Os Cientistas acreditaram por décadas que arranjar em seqüência do genoma humano renderia automaticamente as seqüências das proteínas, os produtos funcionais dos genes, e as conduz assim a desembaraçar dos mecanismos atrás da biologia celular e da doença humanas. Contudo, um papel publicado na Ciência hoje pelo Instituto de Ludwig para a Investigação do Cancro (LICR) descreve um processo celular novo que molde alguma dúvida no paradigma aceitado de deduzir a seqüência de uma proteína da seqüência do ADN de seu gene.

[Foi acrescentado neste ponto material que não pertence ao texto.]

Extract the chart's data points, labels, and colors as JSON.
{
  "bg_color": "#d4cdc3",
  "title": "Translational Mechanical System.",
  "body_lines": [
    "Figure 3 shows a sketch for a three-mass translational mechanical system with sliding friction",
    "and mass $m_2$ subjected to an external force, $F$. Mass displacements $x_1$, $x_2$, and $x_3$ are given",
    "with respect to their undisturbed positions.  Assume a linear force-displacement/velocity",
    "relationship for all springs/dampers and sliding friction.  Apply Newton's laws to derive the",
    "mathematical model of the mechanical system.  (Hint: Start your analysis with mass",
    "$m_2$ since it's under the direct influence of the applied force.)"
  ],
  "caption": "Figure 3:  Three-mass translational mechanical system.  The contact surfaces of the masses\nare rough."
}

Quando uma proteína é convidada para actuar em um processo celular, os segmentos (exons) do ADN do gene estão transcritos nos fragmentos do RNA, que são emendados então (juntado) junto de acordo com os sentidos codificados pelo ADN. O transcrito do RNA é traduzido então nos ácidos aminados que formam uma proteína. Quando a proteína é exigida já não pela pilha, está degradada por um complexo especializado chamado o ` proteasome'. Embora as proteínas funcional diferentes possam ser produzidas de uma seqüência do gene - pela alteração através da adição de moléculas pequenas aos ácidos aminados, pelo truncamento da seqüência, ou pela tradução de transcritos do RNA que omitem alguns exons - elas sejam variações em um tema determinado essencialmente pela seqüência do ADN do gene. Contudo os cientistas no LICR Ramificam em Bruxelas, Bélgica, têm mostrado agora que a seqüência de uma proteína humana pode realmente ser alterada pelo proteasome nas maneiras que são completamente unpredicted pela seqüência do gene. A descoberta é um processo novo para a proteína que processa e uma novela, até aqui papel insuspeito para o proteasome.
a emenda Cargo-Translational do `' foi descoberta quando a equipe de LICR analisou as seqüências pequenas da proteína que activam o sistema imunitário em resposta à presença de células cancerosas. Estes antígenos do peptide do `' forem criados quando os fragmentos proteasome uma proteína cancro-específica nos peptides, que são transportados então à superfície da pilha para marcar a pilha para a destruição imunológica. A equipe encontrou que um antígeno do peptide, que estimulou o sistema imunitário para reconhecer e destruir pilhas da melanoma, teve uma seqüência bastante ao contrário disso previsto por sua seqüência do gene. Em Cima da investigação mais, os pesquisadores encontraram que o proteasome tinha cortado um peptide em três e tinham tornado a reunir então as partes de modo que o antígeno do peptide reconhecido agora pelo sistema imunitário faltasse a parte de sua seqüência original.